Я больше не мог отталкивать от себя Сакса. Он был со мной так откровенен, так искренне желал продолжения нашей дружбы, что повернуться к нему спиной было бы чересчур. Но он ошибался, утверждая, будто между нами ничего не изменится. Все изменилось. Из наших отношений ушла невинность. Благодаря Фанни мы вторглись в личную жизнь друг друга и оставили там зарубки. То, что раньше было простым и ясным, стало сложным и мутным. Мало-помалу мы с Саксом приноравливались к новой ситуации. Другое дело — Фанни. С ним я встречался на нейтральной территории, а от нее держался подальше, и, если он звал меня к себе, я под разными предлогами отказывался. Хоть я и примирился с тем, что она осталась с Беном, видеть их вместе под одной крышей было выше моих сил. Мне кажется, она понимала мое состояние и, продолжая передавать через Сакса самые нежные слова, ни на чем не настаивала. В ноябре, через шесть-семь месяцев после нашей последней встречи, она мне позвонила и от имени матери Бена пригласила в Коннектикут на День благодарения. За прошедшие полгода я окончательно сумел убедить себя в том, что у нас с Фанни нет будущего, что, даже если бы она ушла от Бена ко мне, все равно из этой затеи не вышло бы ничего путного.

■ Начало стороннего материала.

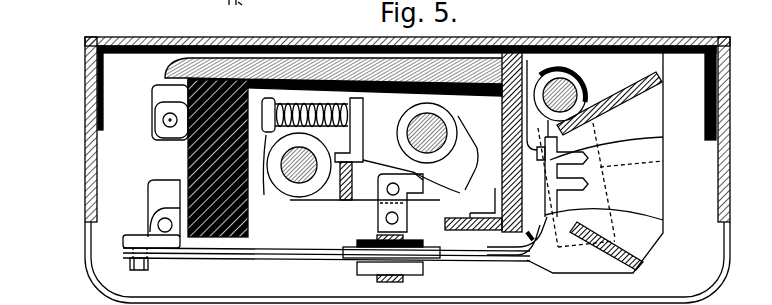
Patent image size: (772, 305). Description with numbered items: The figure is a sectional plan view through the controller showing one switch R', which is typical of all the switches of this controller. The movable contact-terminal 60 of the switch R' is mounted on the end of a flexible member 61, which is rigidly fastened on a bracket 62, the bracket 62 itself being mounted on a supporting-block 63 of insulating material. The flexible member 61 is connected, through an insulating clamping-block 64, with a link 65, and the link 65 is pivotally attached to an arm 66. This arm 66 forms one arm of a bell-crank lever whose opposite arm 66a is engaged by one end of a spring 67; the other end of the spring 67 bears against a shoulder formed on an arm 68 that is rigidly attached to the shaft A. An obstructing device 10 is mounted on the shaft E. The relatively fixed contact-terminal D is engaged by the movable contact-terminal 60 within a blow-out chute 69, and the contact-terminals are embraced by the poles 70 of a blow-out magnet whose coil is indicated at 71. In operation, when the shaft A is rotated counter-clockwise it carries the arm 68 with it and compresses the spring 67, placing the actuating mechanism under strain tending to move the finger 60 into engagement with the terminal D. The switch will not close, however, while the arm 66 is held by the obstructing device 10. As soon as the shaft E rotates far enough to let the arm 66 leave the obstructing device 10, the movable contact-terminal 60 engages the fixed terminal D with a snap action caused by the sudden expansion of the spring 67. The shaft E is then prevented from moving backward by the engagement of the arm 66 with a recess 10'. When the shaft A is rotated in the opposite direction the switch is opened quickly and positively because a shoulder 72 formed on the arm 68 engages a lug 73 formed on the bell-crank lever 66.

Конечно, такое умозаключение не имело под собой никаких оснований, но оно помогло мне сохранить рассудок, и когда я услышал в трубке слова Фанни, то подумал: «Вот случай испытать себя». Мы с Дэвидом отправились в Коннектикут, и я провел целый день в обществе Фанни. Это был не самый счастливый день в моей жизни, старые раны покровоточили. Но ничего, жив курилка!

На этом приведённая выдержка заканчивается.